Humanity in Action is excited to share three of the eleven projects that were selected for a grant for the 2019 campaign: Addressing Antisemitism in Germany, Poland, Ukraine, the US and online. These projects and those soon to be announced all aim at providing information about historical and present-day forms of Antisemitism, prevention, creating meeting spaces between people with Jewish and non-Jewish identities, linking history and remembrance with the present, developing information or prevention campaigns (empowerment, awareness raising, story telling) as well as targeted resistance to Antisemitic statements or actions.
All grant recipients be announced in the coming days leading up to our Conference & Action Academy in Berlin (October 24 – 27, 2019), where recipients will get together to discuss and further develop the project proposals. All projects to be announced are of equal recognition and confidence by Humanity in Action – the order in which projects are announced has no bearing on their selection or amount of grant support. Senior Fellows were invited to submit project proposals by September 1, 2019. All projects were eligible to receive up to 5,000 Euro.
Stay tuned for more grant-winning projects to be announced!
Local Narratives of Diversity in Action – Against Urban Antisemitism and Social Exclusion
Poland promotes itself internationally as “the meeting place’’ of different cultures, particularly by stressing its tightly intertwined Polish, German and Jewish past. At present, however, it grapples with a dramatically raising wave of nationalism, Antisemitism, xenophobia and social exclusion. Jewish cemeteries are repeatedly vandalized; Antisemitic, racist and nationalist graffiti are common sights on buildings.

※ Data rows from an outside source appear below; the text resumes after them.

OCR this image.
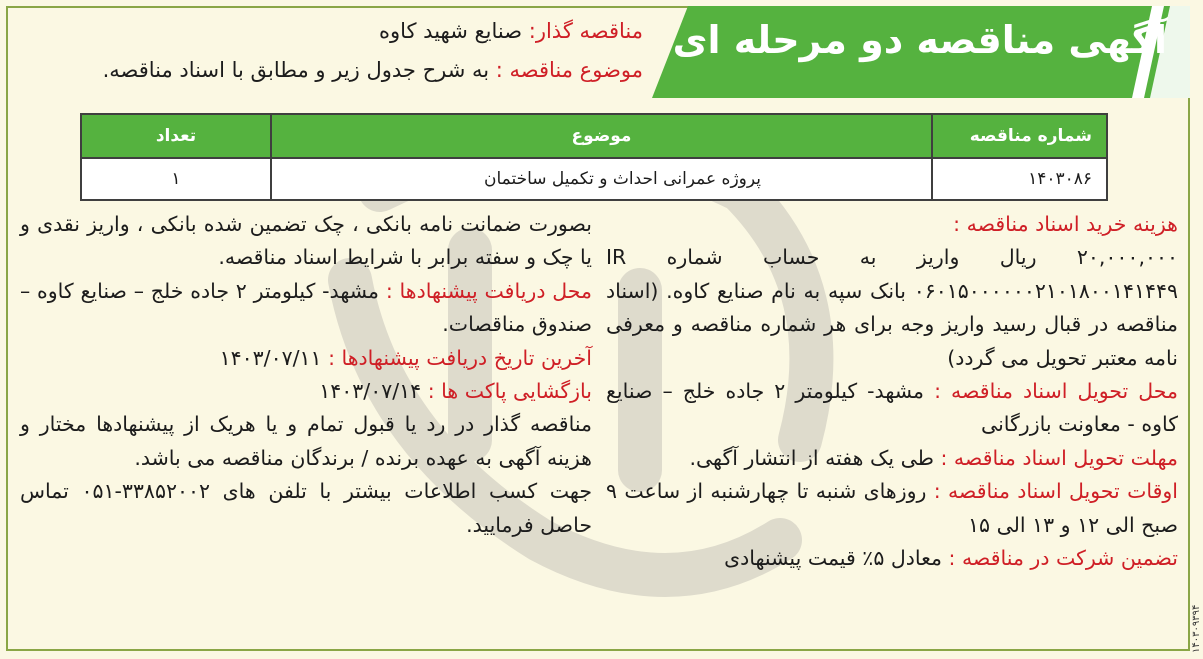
آگهی مناقصه دو مرحله ای
مناقصه گذار: صنایع شهید کاوه
موضوع مناقصه : به شرح جدول زیر و مطابق با اسناد مناقصه.
شماره مناقصه	موضوع	تعداد
۱۴۰۳۰۸۶	پروژه عمرانی احداث و تکمیل ساختمان	۱

هزینه خرید اسناد مناقصه :
۲۰,۰۰۰,۰۰۰ ریال واریز به حساب شماره IR ۰۶۰۱۵۰۰۰۰۰۰۲۱۰۱۸۰۰۱۴۱۴۴۹ بانک سپه به نام صنایع کاوه. (اسناد مناقصه در قبال رسید واریز وجه برای هر شماره مناقصه و معرفی نامه معتبر تحویل می گردد)

محل تحویل اسناد مناقصه : مشهد- کیلومتر ۲ جاده خلج – صنایع کاوه - معاونت بازرگانی

مهلت تحویل اسناد مناقصه : طی یک هفته از انتشار آگهی.

اوقات تحویل اسناد مناقصه : روزهای شنبه تا چهارشنبه از ساعت ۹ صبح الی ۱۲ و ۱۳ الی ۱۵

تضمین شرکت در مناقصه : معادل ۵٪ قیمت پیشنهادی

بصورت ضمانت نامه بانکی ، چک تضمین شده بانکی ، واریز نقدی و یا چک و سفته برابر با شرایط اسناد مناقصه.

محل دریافت پیشنهادها : مشهد- کیلومتر ۲ جاده خلج – صنایع کاوه – صندوق مناقصات.

آخرین تاریخ دریافت پیشنهادها : ۱۴۰۳/۰۷/۱۱

بازگشایی پاکت ها : ۱۴۰۳/۰۷/۱۴

مناقصه گذار در رد یا قبول تمام و یا هریک از پیشنهادها مختار و هزینه آگهی به عهده برنده / برندگان مناقصه می باشد.

جهت کسب اطلاعات بیشتر با تلفن های ۳۳۸۵۲۰۰۲-۰۵۱ تماس حاصل فرمایید.

۱۴۰۳۰۹۳۹۴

It is not widely known by the inhabitants of Lower Silesia, Opolskie and Mazovian Voivodeships that before World War II, their cities were the most prominent centers of Polish-German-Jewish life and afterwards housed the biggest Polish community of Holocaust survivors who wanted to rebuild Jewish life in Poland. Thus, the team plans to implement a project aiming at restoring the presence of the Jews of these regions in the collective memory. They also aim to combat stereotypes and preconceived notions of Jews by exposing them to contemporary Jewish communities of these regions.
Together with a wide range of partners, the project will employ methods of informal education on national diversity in context of the Jewish community & preventing Antisemitism in Polish society. It will include lectures, workshops, murals of Polish-German-Jewish sports clubs and a football tournament for children.

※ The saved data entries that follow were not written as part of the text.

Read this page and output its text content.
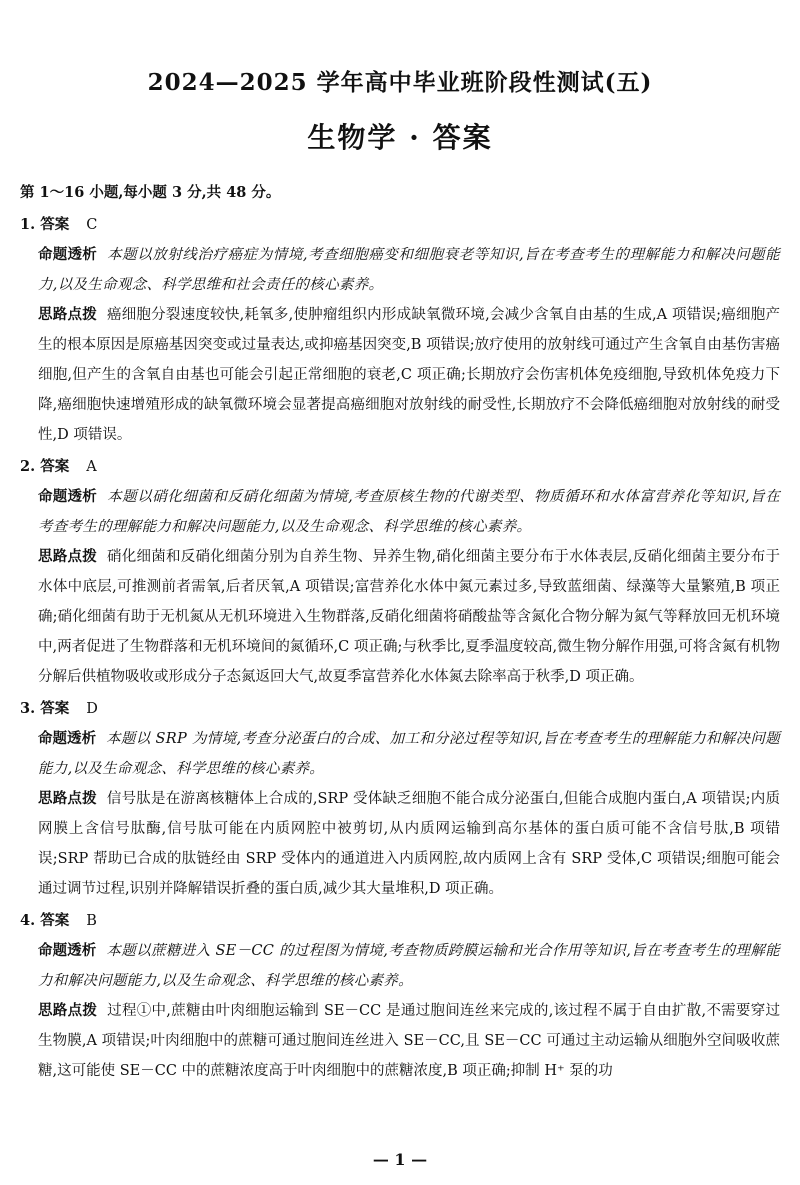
2024—2025 学年高中毕业班阶段性测试(五)
生物学 · 答案
第 1～16 小题,每小题 3 分,共 48 分。
1. 答案 C
命题透析 本题以放射线治疗癌症为情境,考查细胞癌变和细胞衰老等知识,旨在考查考生的理解能力和解决问题能力,以及生命观念、科学思维和社会责任的核心素养。
思路点拨 癌细胞分裂速度较快,耗氧多,使肿瘤组织内形成缺氧微环境,会减少含氧自由基的生成,A 项错误;癌细胞产生的根本原因是原癌基因突变或过量表达,或抑癌基因突变,B 项错误;放疗使用的放射线可通过产生含氧自由基伤害癌细胞,但产生的含氧自由基也可能会引起正常细胞的衰老,C 项正确;长期放疗会伤害机体免疫细胞,导致机体免疫力下降,癌细胞快速增殖形成的缺氧微环境会显著提高癌细胞对放射线的耐受性,长期放疗不会降低癌细胞对放射线的耐受性,D 项错误。
2. 答案 A
命题透析 本题以硝化细菌和反硝化细菌为情境,考查原核生物的代谢类型、物质循环和水体富营养化等知识,旨在考查考生的理解能力和解决问题能力,以及生命观念、科学思维的核心素养。
思路点拨 硝化细菌和反硝化细菌分别为自养生物、异养生物,硝化细菌主要分布于水体表层,反硝化细菌主要分布于水体中底层,可推测前者需氧,后者厌氧,A 项错误;富营养化水体中氮元素过多,导致蓝细菌、绿藻等大量繁殖,B 项正确;硝化细菌有助于无机氮从无机环境进入生物群落,反硝化细菌将硝酸盐等含氮化合物分解为氮气等释放回无机环境中,两者促进了生物群落和无机环境间的氮循环,C 项正确;与秋季比,夏季温度较高,微生物分解作用强,可将含氮有机物分解后供植物吸收或形成分子态氮返回大气,故夏季富营养化水体氮去除率高于秋季,D 项正确。
3. 答案 D
命题透析 本题以 SRP 为情境,考查分泌蛋白的合成、加工和分泌过程等知识,旨在考查考生的理解能力和解决问题能力,以及生命观念、科学思维的核心素养。
思路点拨 信号肽是在游离核糖体上合成的,SRP 受体缺乏细胞不能合成分泌蛋白,但能合成胞内蛋白,A 项错误;内质网膜上含信号肽酶,信号肽可能在内质网腔中被剪切,从内质网运输到高尔基体的蛋白质可能不含信号肽,B 项错误;SRP 帮助已合成的肽链经由 SRP 受体内的通道进入内质网腔,故内质网上含有 SRP 受体,C 项错误;细胞可能会通过调节过程,识别并降解错误折叠的蛋白质,减少其大量堆积,D 项正确。
4. 答案 B
命题透析 本题以蔗糖进入 SE－CC 的过程图为情境,考查物质跨膜运输和光合作用等知识,旨在考查考生的理解能力和解决问题能力,以及生命观念、科学思维的核心素养。
思路点拨 过程①中,蔗糖由叶肉细胞运输到 SE－CC 是通过胞间连丝来完成的,该过程不属于自由扩散,不需要穿过生物膜,A 项错误;叶肉细胞中的蔗糖可通过胞间连丝进入 SE－CC,且 SE－CC 可通过主动运输从细胞外空间吸收蔗糖,这可能使 SE－CC 中的蔗糖浓度高于叶肉细胞中的蔗糖浓度,B 项正确;抑制 H⁺ 泵的功
— 1 —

Going Beyond the Perpetrator Narrative: Increasing Depth and Empathy in German Holocaust Education
Project in Germany
In Partnership with Facing History and Ourselves
Teaching about the Holocaust is a mandated requirement in German schools starting at a relatively young age. They learn dates, facts and statistics, and by the time they reach the end of high school, oftentimes these students do not want to hear any more about the Holocaust and feel disconnected from what they view as an issue of the past.
The project team believes that introducing German educators to the pedagogy and ideals of Facing History and Ourselves would be an important step in combating the rise of antisemitism. Facing History and Ourselves is a nonprofit that empowers teachers and students to think critically about history and their own choices through curriculum creation and professional development. By encouraging teachers to educate with a Facing History framework, students will not only learn about the past, but will also connect these lessons to the present and combat the discrimination that still exists in their country today.
With partnership from Facing History and Ourselves, the team will establish a workshop exploring Holocaust education in Berlin for teachers or students studying to be teachers. Employing this freely accessible pedagogy will allow teachers to easily implement this work in their classrooms.
The team believes it is time for Holocaust education in Germany to change and challenging current and future teachers to understand and further this goal is the first step.
Learning Through Listening – Preserving Through Performing
Katherine Clifton (2016 Amsterdam Fellowship)
Project in the United States
Within this project, a documentary play from interviews with Jewish and Muslim resettled refugees will be created and staged. The interviewees will speak about the role of religion in their displacement, resettlement, and integration in the United States. In this documentary play, Katherine Clifton will focus on the stories of Jewish and Muslim refugee narrators. It feels more pressing than ever to find common ground in this antagonistic arena that grows more polarized by the tweet. This play will present histories of Holocaust survivors, Soviet Jewish refugees and Muslim refugees at a time when numbers of refugees being resettled in the United States while highlighting the civic and moral significance of religion in their lives.
With this play, Katherine seeks an audience to whom the story deeply matters to open up spaces of dialogue, deep listening and chaplaincy within intercultural and interfaith communities. It feels more pressing than ever to find common ground in this antagonistic arena that grows more polarized by the tweet and when numbers of refugees being resettled in the United States are at a historic low. This play will present histories of Holocaust survivors, Soviet Jewish refugees, and Muslim refugees while highlighting the civic and moral significance of religion in their lives.